So I have come back to the wrong side of Wilshire in Beverly Hills, not quite the upmarket zip code, this place which is, apparently, the closest thing I have to a feeling of belonging, besides Bryn Mawr. If irrationality and sentiment prevailed, I could imagine myself for the remainder of my life, in the tower high above Rock,--that's Rockefeller Hall-- writing if I could write, singing if I could sing, and laughing, if there was anything to laugh about. The aura of Peace that enfolded me when I stood on that campus was palpable, probably a contradiction in terms and/or feelings. But there it was, and there it will probably stay. I am safely tucked, for the moment, into my Bryn Mawr sweatshirt, which I don't believe they actually had in the days I was a student, or maybe even when I went back to write The Women Upstairs, my comedy of ancient Greece-- what the women were doing upstairs while downstairs Plato and the boys were having their Symposium. That was a magic, unexpected moment under the aegis of Mabel Lang, the great scholar of antiquity in letters, who managed to infuse me with everything I didn't really know and even now am puzzled I grasped, it was all so fretted with knowledge and wisdom in spite of its being funny. I remember best the moment after the great success of the onstage presentation in Goodhart Hall, when I brought Mabel flowers to thank her, in her lined-to-the-ceiling-with-books office, and her saying: "But I should be giving flowers to you!!! I've never done anything creative before." And with that word she danced, literally spun around her office, that withered, (to the eye at least,) old scholar. I understand now people who go back to their universities and tower out what is left of their days.
I am genuinely scared, a feeling I do not easily put into words, at the prospect, or lack of it, of what lies ahead for me. The world, if one allows it to come in, seems more insane even than usual. I was having a great time writing the screenplay for what I was sure would be a charming, funny romantic comedy, based a bit on my adventure in Amsterdam, using that as a jumping-off point. Then I took a break for my New York visit, which I imagined would strengthen me, my originality, and my capacity to create. Instead, the harshness of that city was palpable. There is little to lift the spirit, besides the flouted happiness of George Clooney and the retirement of Letterman who I never found really funny. Of course, if you're lucky and you let it in, there is always God with Whom I had a momentary encounter at Quaker Meeting in New York.
I met some beautiful people there whose names I unfortunately did not put safely away, primary among them a lovely woman who actually said to me after I had announced myself as a newcomer:"Are you the Gwen Davis?"
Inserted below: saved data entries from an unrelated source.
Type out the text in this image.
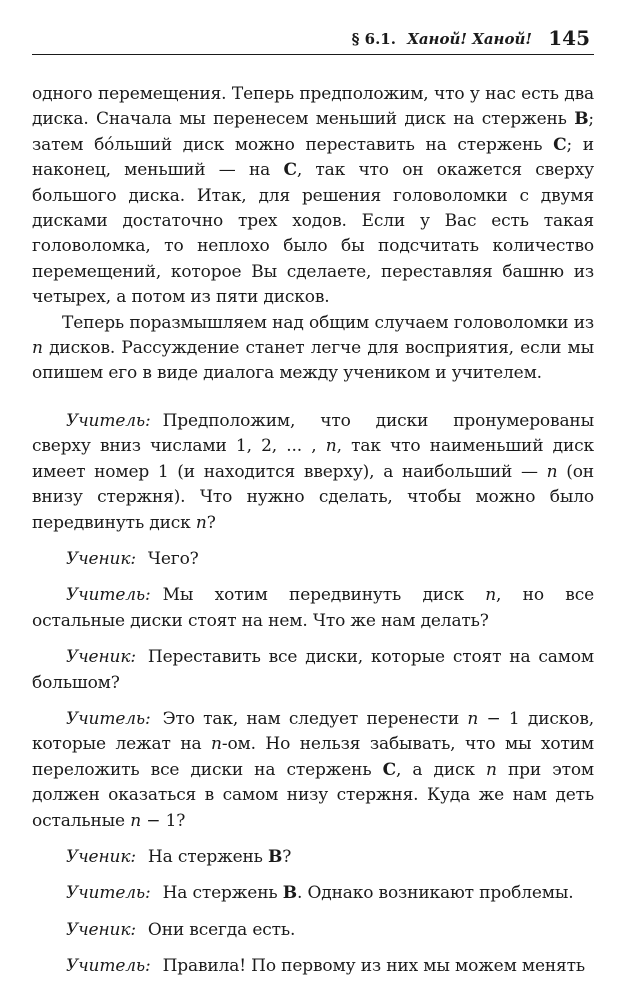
§ 6.1. Ханой! Ханой! 145

одного перемещения. Теперь предположим, что у нас есть два диска. Сначала мы перенесем меньший диск на стержень B; затем бóльший диск можно переставить на стержень C; и наконец, меньший — на C, так что он окажется сверху большого диска. Итак, для решения головоломки с двумя дисками достаточно трех ходов. Если у Вас есть такая головоломка, то неплохо было бы подсчитать количество перемещений, которое Вы сделаете, переставляя башню из четырех, а потом из пяти дисков.

Теперь поразмышляем над общим случаем головоломки из n дисков. Рассуждение станет легче для восприятия, если мы опишем его в виде диалога между учеником и учителем.

Учитель: Предположим, что диски пронумерованы сверху вниз числами 1, 2, ... , n, так что наименьший диск имеет номер 1 (и находится вверху), а наибольший — n (он внизу стержня). Что нужно сделать, чтобы можно было передвинуть диск n?

Ученик: Чего?

Учитель: Мы хотим передвинуть диск n, но все остальные диски стоят на нем. Что же нам делать?

Ученик: Переставить все диски, которые стоят на самом большом?

Учитель: Это так, нам следует перенести n − 1 дисков, которые лежат на n-ом. Но нельзя забывать, что мы хотим переложить все диски на стержень C, а диск n при этом должен оказаться в самом низу стержня. Куда же нам деть остальные n − 1?

Ученик: На стержень B?

Учитель: На стержень B. Однако возникают проблемы.

Ученик: Они всегда есть.

Учитель: Правила! По первому из них мы можем менять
And it turned out she was a true reader, someone who had actually enjoyed my writings. So between that and the wondrous Barbara Conaty, a reviewer for the Library Journal who some years ago lauded me and so lifted my life along with my spirit, I understood that I had not gone un-read, and so unappreciated. Once in my career I had the support of my most successful writer friend, Mario Puzo, during his glorious reign with The Godfather. But he got mad at me for writing too much.
It seems and is less than lovely to need approbation. But it has been very hard through some of these years since Bryn Mawr where I really knew people read and responded and even cared, to reach out to a world mostly empty of embracing minds. And then of course there is the stunning surprise of realizing one has grown unmistakably older, something you never anticipate and, if you're smart, certainly never focus on. All the same it happens, if you are lucky.
So I am back now in my overpriced little floor-through, hoping the muses will know where to find me. The weather, to which I have never paid much attention, is unaccustomedly cool, not promising to stay that way. I met a lovely woman on the way home from the post office which they blithely think will stay in business-- I'm not so sure, and I think Ben, who started it and believed in after-life consciousness, if he's around, is probably appalled, communication, like everything else, having become overpriced, with all the options meaning an end to reasonable service. At any rate, this lovely actress tells me that equity is trying to force a minimum on even the 99 seat houses, which means they will go out of business. If any of you care about the survival of theatre in the US, please do something. The worst experience I had in New York was in theatre, where everything on Broadway seemed overpriced, less than wonderful (except for Chita) and several stories less than uplifting.
I realize and know that I am old, but I still remember falling to my knees at the ice cream parlor in front of Bob Fosse, to thank him for all he had done, his actually engaging with me, and writing me from wherever he was to go for not nearly long enough, before leaving the planet. Where are the Greaties? Or even the Good-Enoughs?
Where is Frank Loesser when you need him, even if he was a shit?